Company Profile: Planitas prepares for post-pandemic demand for data insights

Company Profile: Planitas prepares for post-pandemic demand for data insights

The Dublin-based aviation analytics specialist, says carriers are emerging from COVID with a better appreciation of the value of accessible and accurate data insights

Simon Grennan, chief executive of the Dublin-based aviation analytics specialist Planitas, says carriers will emerge from COVID with a better appreciation of the value of accessible and accurate data insights 

For airlines that have weathered the COVID-19 storm the focus has shifted from survival to a more agile future as the international travel market continues to be beset with uncertainty.

Central to this post-pandemic prerequisite is data and making sure carriers have the processes and people to understand and organise the insights that can be derived from it.

This is where Dublin-based aviation data specialist Planitas believes it is positioned to further establish itself as a partner of choice as airlines better appreciate the power of data.

The firm has 20 years-worth of experience specialising specifically in airline data and revenue analytics developing software and in-house human expertise among its team of 20.

Planitas was founded by its current chairman Luke Mooney, a former chairman of CityJet, who saw first hand the challenges associated with airline data.

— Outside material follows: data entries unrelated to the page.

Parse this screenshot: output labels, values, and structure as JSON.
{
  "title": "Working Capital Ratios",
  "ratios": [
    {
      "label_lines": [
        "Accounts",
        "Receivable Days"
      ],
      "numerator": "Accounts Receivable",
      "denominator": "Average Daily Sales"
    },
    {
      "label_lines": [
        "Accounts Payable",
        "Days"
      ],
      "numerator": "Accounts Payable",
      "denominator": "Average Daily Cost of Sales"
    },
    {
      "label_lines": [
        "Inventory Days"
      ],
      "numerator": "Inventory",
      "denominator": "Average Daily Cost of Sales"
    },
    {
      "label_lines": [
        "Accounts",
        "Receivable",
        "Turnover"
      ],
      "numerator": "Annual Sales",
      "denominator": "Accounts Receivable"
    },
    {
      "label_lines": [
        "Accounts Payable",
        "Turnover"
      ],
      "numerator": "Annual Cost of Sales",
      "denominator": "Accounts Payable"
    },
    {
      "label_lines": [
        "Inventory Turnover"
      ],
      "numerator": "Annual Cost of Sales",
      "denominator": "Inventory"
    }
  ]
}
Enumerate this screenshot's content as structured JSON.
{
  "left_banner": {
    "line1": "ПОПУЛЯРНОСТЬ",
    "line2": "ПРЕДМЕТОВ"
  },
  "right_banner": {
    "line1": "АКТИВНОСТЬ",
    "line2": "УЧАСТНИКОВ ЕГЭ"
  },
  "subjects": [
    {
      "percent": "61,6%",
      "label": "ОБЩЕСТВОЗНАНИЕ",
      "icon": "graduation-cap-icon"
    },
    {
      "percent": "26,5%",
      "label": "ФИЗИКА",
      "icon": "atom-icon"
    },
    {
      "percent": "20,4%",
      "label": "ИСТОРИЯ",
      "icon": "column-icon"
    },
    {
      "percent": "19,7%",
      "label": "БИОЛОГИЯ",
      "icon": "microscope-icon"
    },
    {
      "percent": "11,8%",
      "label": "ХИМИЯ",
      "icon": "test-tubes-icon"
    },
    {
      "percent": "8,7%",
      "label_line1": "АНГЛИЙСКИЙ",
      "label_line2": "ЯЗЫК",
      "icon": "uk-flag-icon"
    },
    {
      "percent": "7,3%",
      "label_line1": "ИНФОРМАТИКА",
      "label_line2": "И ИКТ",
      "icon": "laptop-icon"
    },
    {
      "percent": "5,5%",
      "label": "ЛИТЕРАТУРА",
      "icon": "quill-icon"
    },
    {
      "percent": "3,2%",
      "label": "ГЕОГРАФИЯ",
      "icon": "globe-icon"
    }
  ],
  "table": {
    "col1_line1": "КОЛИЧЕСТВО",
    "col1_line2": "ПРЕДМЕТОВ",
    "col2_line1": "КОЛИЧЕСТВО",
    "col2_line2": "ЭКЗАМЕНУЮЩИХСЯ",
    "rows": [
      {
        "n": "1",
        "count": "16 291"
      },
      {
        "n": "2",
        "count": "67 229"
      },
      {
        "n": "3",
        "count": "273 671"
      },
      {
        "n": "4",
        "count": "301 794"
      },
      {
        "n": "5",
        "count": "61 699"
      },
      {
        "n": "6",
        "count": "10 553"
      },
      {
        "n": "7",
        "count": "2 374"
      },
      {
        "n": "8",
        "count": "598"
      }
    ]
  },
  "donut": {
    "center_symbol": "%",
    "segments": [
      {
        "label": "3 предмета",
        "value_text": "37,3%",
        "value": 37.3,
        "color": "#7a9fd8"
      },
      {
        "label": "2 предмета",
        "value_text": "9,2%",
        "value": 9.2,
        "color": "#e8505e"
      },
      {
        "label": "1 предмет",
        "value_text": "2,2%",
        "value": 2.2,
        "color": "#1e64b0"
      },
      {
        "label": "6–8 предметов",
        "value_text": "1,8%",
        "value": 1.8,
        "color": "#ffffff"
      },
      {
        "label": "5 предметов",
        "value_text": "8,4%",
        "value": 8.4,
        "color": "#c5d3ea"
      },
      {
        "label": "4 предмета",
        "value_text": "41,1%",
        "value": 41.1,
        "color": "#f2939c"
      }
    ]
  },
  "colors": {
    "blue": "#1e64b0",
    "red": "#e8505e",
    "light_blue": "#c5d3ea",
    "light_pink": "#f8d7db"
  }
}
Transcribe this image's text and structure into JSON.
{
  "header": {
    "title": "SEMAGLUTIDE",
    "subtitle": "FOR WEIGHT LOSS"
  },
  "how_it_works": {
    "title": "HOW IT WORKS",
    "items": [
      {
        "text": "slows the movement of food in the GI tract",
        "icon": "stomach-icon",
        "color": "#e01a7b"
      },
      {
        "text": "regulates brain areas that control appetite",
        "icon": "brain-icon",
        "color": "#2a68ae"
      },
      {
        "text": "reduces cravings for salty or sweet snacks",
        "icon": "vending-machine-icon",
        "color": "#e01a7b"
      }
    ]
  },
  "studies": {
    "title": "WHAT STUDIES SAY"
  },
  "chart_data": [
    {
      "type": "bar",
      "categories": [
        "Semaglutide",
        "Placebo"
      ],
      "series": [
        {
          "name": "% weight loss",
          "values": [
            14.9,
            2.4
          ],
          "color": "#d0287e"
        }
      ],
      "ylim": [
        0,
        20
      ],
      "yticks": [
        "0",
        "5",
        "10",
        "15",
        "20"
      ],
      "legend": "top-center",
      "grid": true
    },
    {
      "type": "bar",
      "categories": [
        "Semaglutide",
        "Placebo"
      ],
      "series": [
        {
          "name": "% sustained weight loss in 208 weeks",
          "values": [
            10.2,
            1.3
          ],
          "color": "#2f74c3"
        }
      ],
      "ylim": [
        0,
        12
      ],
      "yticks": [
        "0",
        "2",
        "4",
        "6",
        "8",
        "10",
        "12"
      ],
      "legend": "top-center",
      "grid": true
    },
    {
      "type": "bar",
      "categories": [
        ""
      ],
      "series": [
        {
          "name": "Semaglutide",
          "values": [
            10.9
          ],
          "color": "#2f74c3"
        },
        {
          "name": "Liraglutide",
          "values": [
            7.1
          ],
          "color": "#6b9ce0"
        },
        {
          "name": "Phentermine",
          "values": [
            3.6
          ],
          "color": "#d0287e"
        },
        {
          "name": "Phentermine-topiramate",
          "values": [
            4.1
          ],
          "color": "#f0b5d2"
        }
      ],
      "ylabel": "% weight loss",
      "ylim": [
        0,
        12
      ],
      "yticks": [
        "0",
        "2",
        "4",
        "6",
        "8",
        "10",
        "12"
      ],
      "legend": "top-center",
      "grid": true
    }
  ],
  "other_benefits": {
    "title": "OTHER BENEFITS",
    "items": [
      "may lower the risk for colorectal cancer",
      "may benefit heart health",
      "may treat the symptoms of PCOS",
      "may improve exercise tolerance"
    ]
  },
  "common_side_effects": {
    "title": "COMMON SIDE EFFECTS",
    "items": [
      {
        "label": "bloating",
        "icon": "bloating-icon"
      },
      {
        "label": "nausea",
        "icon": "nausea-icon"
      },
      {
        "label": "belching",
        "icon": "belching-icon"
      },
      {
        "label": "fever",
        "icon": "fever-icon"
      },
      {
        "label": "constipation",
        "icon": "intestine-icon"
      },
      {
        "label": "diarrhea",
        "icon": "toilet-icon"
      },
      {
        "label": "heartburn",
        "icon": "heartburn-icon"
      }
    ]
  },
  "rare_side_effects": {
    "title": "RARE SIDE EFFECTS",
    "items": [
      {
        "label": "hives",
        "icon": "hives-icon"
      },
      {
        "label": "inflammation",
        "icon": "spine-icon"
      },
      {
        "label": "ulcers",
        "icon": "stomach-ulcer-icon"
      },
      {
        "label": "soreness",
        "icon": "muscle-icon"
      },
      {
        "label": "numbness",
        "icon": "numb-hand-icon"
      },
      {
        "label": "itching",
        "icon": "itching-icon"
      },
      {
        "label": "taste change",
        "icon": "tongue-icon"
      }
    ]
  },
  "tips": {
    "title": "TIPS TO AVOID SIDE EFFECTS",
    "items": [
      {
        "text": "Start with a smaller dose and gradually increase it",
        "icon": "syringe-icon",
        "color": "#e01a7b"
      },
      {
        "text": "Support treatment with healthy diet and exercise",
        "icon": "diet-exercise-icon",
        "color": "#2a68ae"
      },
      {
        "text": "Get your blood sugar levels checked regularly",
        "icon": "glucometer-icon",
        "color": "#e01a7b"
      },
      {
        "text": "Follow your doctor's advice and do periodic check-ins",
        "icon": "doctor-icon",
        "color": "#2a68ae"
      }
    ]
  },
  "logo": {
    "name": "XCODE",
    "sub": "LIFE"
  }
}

Simon Grennan, the firm’s chief executive, said: “Airlines produce a lot of it, naturally, due to their business model and the challenge is how accessible is it and how accurate is their reporting.

“That has not changed. We work with airlines on the basis that their data is in many different forms and comes from many different channels, whether GDS, booking partnerships, their own revenue teams or OTAs.

“That’s hard to organise so we help with that and improve the quality of it which in turn makes them become more agile, and quicker and make better decisions”.

As an airline specialist Planitas is fishing for clients at the top of the travel pyramid in terms of number of organisations, although there are an estimated 5,000 airlines globally. Planitas current works with just 10 of those including Jet Blue, Hawaiian Air, Frontier Airlines and Air Malta.

But with new trends and customer behaviours emerging post-COVID, some of which will be fleeting while others here for the long-term, all airlines will need to be on top of their data insights more than ever before, said Grennan.

“From the airlines’ perspective they have gone through very challenging times and hopefully we are through the worst of it. But they have such a need for that real-time data which we can provide.

“The airlines have had to rebuild teams because there has been a reduction in resources they have to work with, so having us there has been helpful for them. We have the knowledge that can overlap what they have retained.

“We are very positive about the industry and the future. A lot of markets that we work in our performing very well, particularly if they have big domestic markets.

“International markets have their own challenges with changing regulations and uncertainty is a massive issue. But once that uncertainty lifts demand is there and it will come back, maybe it will take a little more time for some, but I’m hugely positive.

Grennan adds: “We see some really great people in the industry and some great airlines with entrepreneurial ideas coming through, but they are having to do more with less and to do it quicker.

“There are new patterns of behaviour appearing all the time, new types of customer coming through, new trends in bookings like dates of departure or times of booking. It’s all up in the air.

“And there have been huge moves in terms of airlines pulling out of markets, or coming into markets and that competition creates more points of difference again. The predictability is definitely not there and that in itself creates a need to have the right information.

“For us the appreciation of data is greater than it ever was and there is an increase both in volume and multiplicity of where its comes from, so we make sure we are developing alongside our customers.

“We can support them and from our perspective this is our expertise. We cannot fly the planes, we cannot crew them, but this is what we can do.”

Grennan says Planitas rarely loses customers it takes on and it is poised to scale both in terms of manpower and technically with its cloud-based Software-as-a-Service model as it expects to be working with more partners this year than ever before.

The firm has a roadmap of tech developments it will roll out this year to make sure it keeps pace with how airlines want to consume and make sense of their data.

“We are very much customer-driven in our product development. When a customer comes to use to say we would like this we try to implement that rapidly,” says Grennan.

“Eighty percent of what we do is core but enhancements are applicable to all our customer, and every airline is different in how it operates and what its needs are.”

“What we want to do is grow, but grow in a manageable way. What we want is for everyone in the sector to be doing well. When businesses are not doing well it’s very difficult to reinvest in your own business.”

Grennan added that while airline KPIs (Key Performance Indicators), data strategies and models may vary, the key is that their data is accurate and can be trusted.

“This is a really challenging time for people in travel and hospitality,” he says. “They have had to work through this while large swathes of the economy have been performing very, very well.

“The good thing about that is there is money to spend, and people have missed travelling and missed getting that bit of heat on their back.”